The implementation of identifiers such as UPIs and UTIs has also paved the way towards uniform and consistent reporting, meaning less errors and rejection of trades by the trade repositories (TRs). The International Organization of Securities Commissions’ (IOSCO’s) UTI waterfall introduction now unifies the method around who the generating entity (of the UTI) is. Both parties to a trade should be submitting the same UTI in their trade reports. In some instances, UPIs must also be matched and can be obtained from the UPI Library maintained by Association of National Numbering Agencies (ANNA) Derivatives Service Bureau (DSB).

Pairing and matching requirements for Europe (which requires matching of fields like UTI, UPI, ISIN, names of counterparties and venue of execution) are the current frontier of liaison between counterparties as they seek to ensure their reporting is being done correctly and avert regulatory scrutiny. Reports that do not match under the EMIR regime now are flagged from TRs, requiring correction or re-submission. Similar movements towards pairing and matching are developing for other regulators like ASIC who are also following the UTI waterfall. There have been commensurate moves by ASIC-approved TRs towards matching of their received trades through available reports each day.

Overall, transaction reporting upgrades and more detailed regulatory requirements should lead to efficiency and transparency and reduce operational costs in the long-term.
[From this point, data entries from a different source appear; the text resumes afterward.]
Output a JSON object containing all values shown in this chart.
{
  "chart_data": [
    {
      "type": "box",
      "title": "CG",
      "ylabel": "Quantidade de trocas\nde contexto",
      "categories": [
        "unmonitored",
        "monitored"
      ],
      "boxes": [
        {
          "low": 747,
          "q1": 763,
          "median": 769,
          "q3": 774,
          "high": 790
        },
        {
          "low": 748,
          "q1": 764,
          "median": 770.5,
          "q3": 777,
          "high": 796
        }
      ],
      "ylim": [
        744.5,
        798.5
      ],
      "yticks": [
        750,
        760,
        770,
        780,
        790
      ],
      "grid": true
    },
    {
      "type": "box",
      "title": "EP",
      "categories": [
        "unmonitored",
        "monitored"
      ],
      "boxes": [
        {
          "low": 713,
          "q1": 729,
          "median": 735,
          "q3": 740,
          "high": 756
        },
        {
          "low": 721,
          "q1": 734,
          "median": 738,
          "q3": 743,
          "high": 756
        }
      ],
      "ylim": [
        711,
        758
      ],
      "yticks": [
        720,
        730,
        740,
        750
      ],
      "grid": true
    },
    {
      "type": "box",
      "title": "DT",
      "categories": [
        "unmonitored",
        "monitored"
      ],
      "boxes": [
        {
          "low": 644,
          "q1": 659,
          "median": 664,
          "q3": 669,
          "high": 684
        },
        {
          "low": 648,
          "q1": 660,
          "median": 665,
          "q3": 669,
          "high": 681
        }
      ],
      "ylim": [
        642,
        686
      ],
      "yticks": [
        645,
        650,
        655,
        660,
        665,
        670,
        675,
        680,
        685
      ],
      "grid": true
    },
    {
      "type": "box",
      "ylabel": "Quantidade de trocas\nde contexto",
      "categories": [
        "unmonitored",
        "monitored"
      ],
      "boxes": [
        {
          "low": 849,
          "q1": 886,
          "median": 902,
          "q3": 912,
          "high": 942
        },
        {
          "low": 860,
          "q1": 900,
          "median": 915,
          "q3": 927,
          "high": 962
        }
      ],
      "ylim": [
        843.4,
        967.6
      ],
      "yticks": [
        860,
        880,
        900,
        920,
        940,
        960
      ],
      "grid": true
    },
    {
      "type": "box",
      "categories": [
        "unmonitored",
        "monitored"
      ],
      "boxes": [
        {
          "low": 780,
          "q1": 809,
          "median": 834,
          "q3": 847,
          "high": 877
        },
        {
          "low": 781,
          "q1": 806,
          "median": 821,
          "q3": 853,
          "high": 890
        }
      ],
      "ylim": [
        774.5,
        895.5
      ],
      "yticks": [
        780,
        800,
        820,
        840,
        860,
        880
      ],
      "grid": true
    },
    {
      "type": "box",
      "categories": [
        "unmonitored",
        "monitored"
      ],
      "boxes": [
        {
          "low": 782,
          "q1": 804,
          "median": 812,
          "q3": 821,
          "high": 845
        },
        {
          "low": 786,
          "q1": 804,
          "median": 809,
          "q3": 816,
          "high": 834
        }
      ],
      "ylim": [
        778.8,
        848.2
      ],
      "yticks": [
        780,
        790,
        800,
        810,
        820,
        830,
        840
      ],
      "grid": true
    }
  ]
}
Reporting entities can also take it upon themselves to provide confirmation of these details and how they should be reported in their trading and hedging documentation (includingthe International Swaps and Derivatives Association’s). For example, when negotiating such agreements with your liquidity provider or counterparty, the generating entity for the UTI can be specified at the outset, along with provision by the product issuer of the unique product identifiers (UPIs) or ISIN. Such agreements can even contain representations that parties will ensure there is timely LEI renewal, in addition to the description of the efforts that will be taken in matching and pairing certain trade reporting fields.

Why is good data lineage becoming so important?

Regulators are now demanding improved and clearer data quality. This is the intent of years of regulatory change in the financial markets and trading space. Having good data lineage, i.e. the process of being able to see data from origination to end, is becoming a focus point for regulators. Creating a golden source (e.g. for transactions) will allow firms to utilise regulatory technical solutions with more ease. All the work being done with the collection and centralisation of quality data from firms will also be able to be optimised for future business operations and will be relevant for machine or AI learning. Having exemplary data lineage will assist in the future and build the pathway for AI to be trained and assist in automating processes and making trade reporting and being regulatory compliant easier and less of a hassle.

RegTech: Helping to manage obligations and simplify the trade reporting process

Trade reporting has become even more intricate and complicated since the recent Refit and Rewrite of the existing trade reporting regulations, including upcoming changes to MiFID. Financial firms in the market are now facing much more complexity in their compliance departments. Over time there should be further global synchronisation of trade reporting — creating a reduction in costs for the market, more efficiency and ease in following the same mode of reporting for all regulators and greater global transparency of transactions. Small-to-medium firms will have to source appropriately equipped regtech providers that have the right technological infrastructure and regulatory know-how to help guide their clients to a path of smooth compliance.